What Have I Done to Deserve This? Comments

  • Elouise 2023-03-07 01:00:48

    He is a director who really knows how to use movies to "see" families instead of filming them, and by the way, he pointed out this perspective to us, but who can learn...

  • Thaddeus 2023-02-04 10:10:07

    2009/01/06 2009/01/12 @ DVD

  • Kaylah 2023-01-30 09:39:17

    Weirdly, things did not develop as the audience expected, like boiling water, thinking it was about to boil, and suddenly in a strange way, the temperature dropped. At the end of the whole process of killing her husband, as a result, the police's investigation and the family's reaction were also filled with a faint...

  • Jose 2023-01-09 22:03:23

    Everyone in the small space is alive with glitches. After her husband died, Gloria bought a new wallpaper, but I didn't expect it to be a darker and messier pattern. The whole room was small and the walls were thin. The grandson combed his hair, and the two were close together, huddled in front of the sink. But outside, there are also gray buildings standing coldly, and the constant traffic flow. It's sad to look at, with nowhere to...

  • Michael 2023-01-09 08:02:34

    Spanish is really too dramatic, or I don't understand postmodern...

  • Brett 2023-01-07 05:43:06

    Realism and black humor are a mixture of female films. Almodovar’s misogyny is manifested in the unreasonable suppression of women by patriarchy. After women finally get rid of men, they fall into the myth of existence. The return of the younger son is more like It is the rebalancing of new men to women and the whole family. Almodovar’s women’s films are full of struggle and depression, but in the end they will usher in bright...

  • Preston 2022-12-31 19:28:09

    Remarkable woman. She survives anyway, so do they. 20200418 Rewatch.
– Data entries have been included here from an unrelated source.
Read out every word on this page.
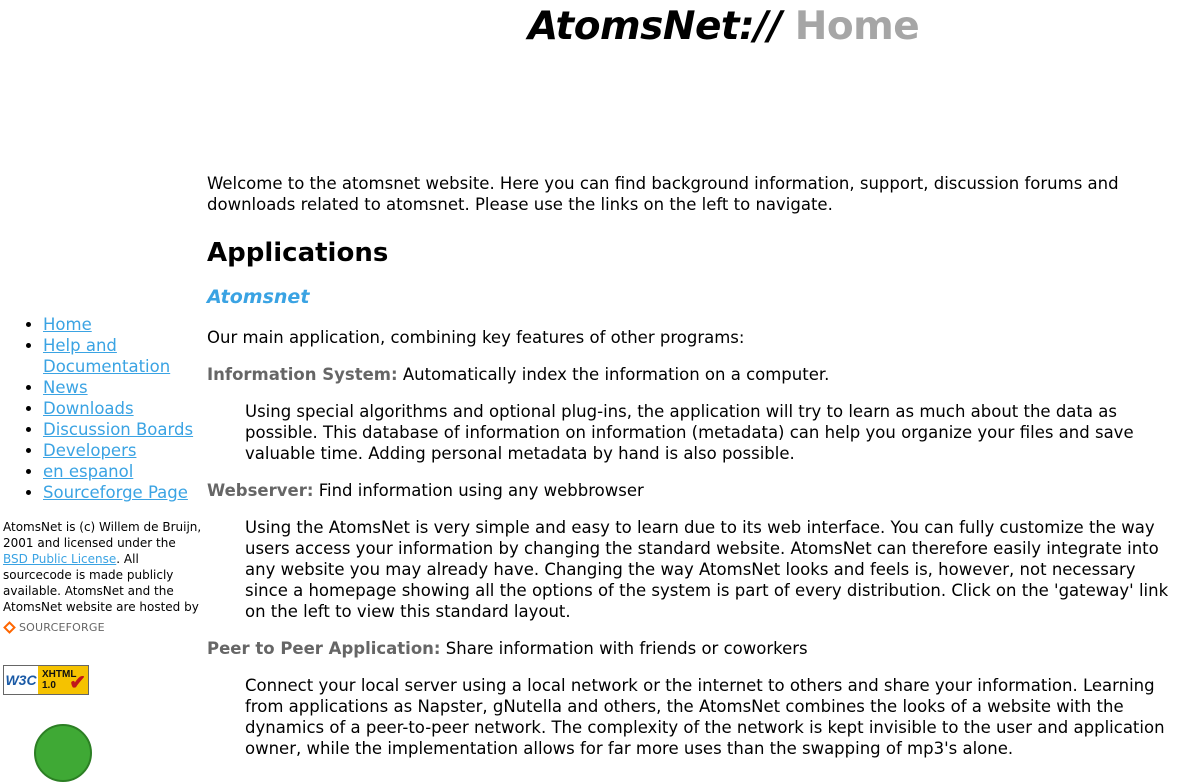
AtomsNet:// Home
• Home
• Help and Documentation
• News
• Downloads
• Discussion Boards
• Developers
• en espanol
• Sourceforge Page
AtomsNet is (c) Willem de Bruijn, 2001 and licensed under the BSD Public License. All sourcecode is made publicly available. AtomsNet and the AtomsNet website are hosted by
SOURCEFORGE
W3C XHTML
1.0 ✔

Welcome to the atomsnet website. Here you can find background information, support, discussion forums and downloads related to atomsnet. Please use the links on the left to navigate.

Applications
Atomsnet

Our main application, combining key features of other programs:

Information System: Automatically index the information on a computer.

Using special algorithms and optional plug-ins, the application will try to learn as much about the data as possible. This database of information on information (metadata) can help you organize your files and save valuable time. Adding personal metadata by hand is also possible.

Webserver: Find information using any webbrowser

Using the AtomsNet is very simple and easy to learn due to its web interface. You can fully customize the way users access your information by changing the standard website. AtomsNet can therefore easily integrate into any website you may already have. Changing the way AtomsNet looks and feels is, however, not necessary since a homepage showing all the options of the system is part of every distribution. Click on the 'gateway' link on the left to view this standard layout.

Peer to Peer Application: Share information with friends or coworkers

Connect your local server using a local network or the internet to others and share your information. Learning from applications as Napster, gNutella and others, the AtomsNet combines the looks of a website with the dynamics of a peer-to-peer network. The complexity of the network is kept invisible to the user and application owner, while the implementation allows for far more uses than the swapping of mp3's alone.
The whole movie is haunted by the specter of Franco and the Nazis (the macho husband can't forget his youthful years working in Germany and his boss/lover – a wealthy woman/ex-Nazi who once had Hitler's favor), and they both In the end, they all die, and the heroine can be rescued. Almodovar claims that his films are only about the present, but always question history (most of his film stories are ghosts of real-life...

  • Brett 2022-12-22 02:48:58

    The prequel of "Return", from the previous appreciation to the current nausea, it turns out that likes are not constant, or that my likes have been changing with the changes of tastes. For Almodovar, I still like his early...

  • Joanny 2022-12-12 08:31:28

    Almodóvar’s early films were more accustomed to showing female psychology through the flow of life, and later focused on a continuous event. (Cleaners' Martial Arts...

  • Branson 2022-12-11 16:42:23

    The overwhelmed middle-aged woman, the selfish husband who had an affair, the eldest son of drug dealers, the youngest son of a prostitute, and the stingy mother-in-law, the whole family was crushed on him, and finally killed her husband by mistake that day, and desperately wanted to commit suicide. , The youngest son who went home showed him hope, this ending may be the...

Extended Reading
  • Corene 2022-06-08 22:16:35

    The color and suffering of life

    The ubiquitous Almodovar red, the green walls, the light and shadow like oil paintings and the pink like cheap bubbles from the neighbor’s Crystal, can’t conceal the suffering and precious humanity of life. I personally feel that the colors of this film are harmonious. It's better than the Law of...

  • Curtis 2022-06-08 18:16:54

    The corner of fate, the beginning without suspense

    Old film of Almodovar, always in style. The overall frame is still his consistent mode of thinking-I attribute it to Spanish chaos and order, where things happen astonishing and there are reasons for them. (But most of the time we think it's messy just because it's Spanish...orz)

    Housewives,...

What Have I Done to Deserve This? quotes

  • Miguel: [back home after being given in adoption to a pedophiliac dentist] At first it was fun, but I am too young to be tied down.

  • Lucas Villalba: Letters from Hitler?

    Antonio: Yeah, she was a bit of a Nazi. I'm going to tell you a secret. I wrote them.

    Lucas Villalba: What?

    Antonio: I copy handwriting, but I'm not a forger. I did it for her, for Ingrid Muller.

    Lucas Villalba: The one who was mad about you.

    Antonio: Not that I like it, but she asked me to, and women, when thy want something...

    Lucas Villalba: Didn't anyone find you out?

    Antonio: Of course not. Not even Hitler, may he rest in peace, would have known.